The band gets right down to business at the first of the two shows with the self-evident truth of Bob Weir and John Barlow’s “The Music Never Stopped” (update: still hasn’t, as we near 45 years and counting since the song’s debut), an ideal starting point for a first set heavy on old favorites (“Cold Rain and Snow,” “Me and My Uncle,” “Ramble On Rose” and a knockout version of “Sugaree”) and finishing off with a relative rarity: just the fourth Dead & Co. performance of Phil Lesh and Peter Monk’s “Passenger,” which had a fairly brief residency in the Grateful Dead repertoire, from 1977 to 1981.

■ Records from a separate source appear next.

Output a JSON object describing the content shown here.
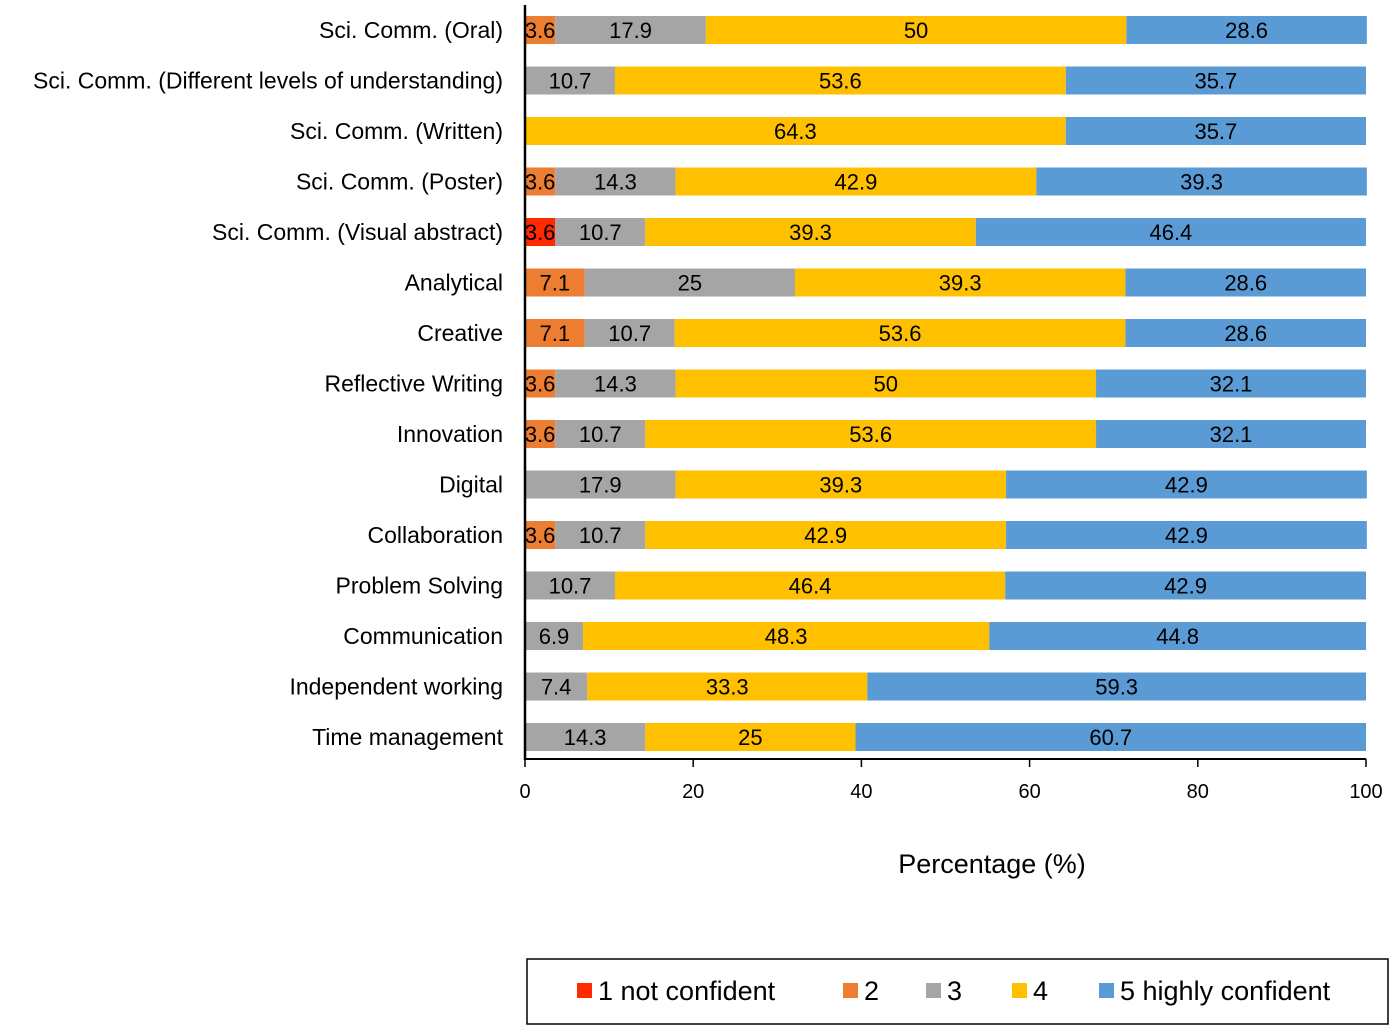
{
  "chart_data": {
    "type": "bar",
    "orientation": "horizontal",
    "stacked": true,
    "title": "",
    "xlabel": "Percentage (%)",
    "ylabel": "",
    "xlim": [
      0,
      100
    ],
    "xticks": [
      0,
      20,
      40,
      60,
      80,
      100
    ],
    "grid": false,
    "legend_position": "bottom",
    "categories": [
      "Sci. Comm. (Oral)",
      "Sci. Comm. (Different levels of understanding)",
      "Sci. Comm. (Written)",
      "Sci. Comm. (Poster)",
      "Sci. Comm. (Visual abstract)",
      "Analytical",
      "Creative",
      "Reflective Writing",
      "Innovation",
      "Digital",
      "Collaboration",
      "Problem Solving",
      "Communication",
      "Independent working",
      "Time management"
    ],
    "series": [
      {
        "name": "1 not confident",
        "color": "#ff2a00",
        "values": [
          0,
          0,
          0,
          0,
          3.6,
          0,
          0,
          0,
          0,
          0,
          0,
          0,
          0,
          0,
          0
        ],
        "labels": [
          "",
          "",
          "",
          "",
          "3.6",
          "",
          "",
          "",
          "",
          "",
          "",
          "",
          "",
          "",
          ""
        ]
      },
      {
        "name": "2",
        "color": "#ed7d31",
        "values": [
          3.6,
          0,
          0,
          3.6,
          0,
          7.1,
          7.1,
          3.6,
          3.6,
          0,
          3.6,
          0,
          0,
          0,
          0
        ],
        "labels": [
          "3.6",
          "",
          "",
          "3.6",
          "",
          "7.1",
          "7.1",
          "3.6",
          "3.6",
          "",
          "3.6",
          "",
          "",
          "",
          ""
        ]
      },
      {
        "name": "3",
        "color": "#a5a5a5",
        "values": [
          17.9,
          10.7,
          0,
          14.3,
          10.7,
          25,
          10.7,
          14.3,
          10.7,
          17.9,
          10.7,
          10.7,
          6.9,
          7.4,
          14.3
        ],
        "labels": [
          "17.9",
          "10.7",
          "",
          "14.3",
          "10.7",
          "25",
          "10.7",
          "14.3",
          "10.7",
          "17.9",
          "10.7",
          "10.7",
          "6.9",
          "7.4",
          "14.3"
        ]
      },
      {
        "name": "4",
        "color": "#ffc000",
        "values": [
          50,
          53.6,
          64.3,
          42.9,
          39.3,
          39.3,
          53.6,
          50,
          53.6,
          39.3,
          42.9,
          46.4,
          48.3,
          33.3,
          25
        ],
        "labels": [
          "50",
          "53.6",
          "64.3",
          "42.9",
          "39.3",
          "39.3",
          "53.6",
          "50",
          "53.6",
          "39.3",
          "42.9",
          "46.4",
          "48.3",
          "33.3",
          "25"
        ]
      },
      {
        "name": "5 highly confident",
        "color": "#5b9bd5",
        "values": [
          28.6,
          35.7,
          35.7,
          39.3,
          46.4,
          28.6,
          28.6,
          32.1,
          32.1,
          42.9,
          42.9,
          42.9,
          44.8,
          59.3,
          60.7
        ],
        "labels": [
          "28.6",
          "35.7",
          "35.7",
          "39.3",
          "46.4",
          "28.6",
          "28.6",
          "32.1",
          "32.1",
          "42.9",
          "42.9",
          "42.9",
          "44.8",
          "59.3",
          "60.7"
        ]
      }
    ]
  }
}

Marin County meets the Motor City to kick off Part Two with “Dancing In The Street,” which transforms the Martha And The Vandellas smash from a classic two-minute hit single into a perfect vehicle for extended grooving. From there, the band takes things from the street to the stratosphere, the reliable launch vehicle being the ever-popular combination of “Help On The Way,” “Slipknot” and – but hold on there – instead of the expected “Franklin’s Tower,” Bob Weir instead steers us to the burning shore of California for “Estimated Prophet,” which in turn morphs into an ecstatic and unusual version of “Eyes Of The World” (unusual in that the song is presented in full before giving way to full-bodied “Drums” and “Space” sequences – the latter of which strongly hints at Miles Davis’ “In A Silent Way” – and then returns for a reprise). The set is rounded out with a solid “I Need A Miracle,” a lovely “Standing On The Moon” and – there it isthat “Franklin’s Tower” that went missing about an hour earlier. A soulful encore of “Black Muddy River” is followed by a jumpin’ “One More Saturday Night” that sends everyone out into the Boston night happy.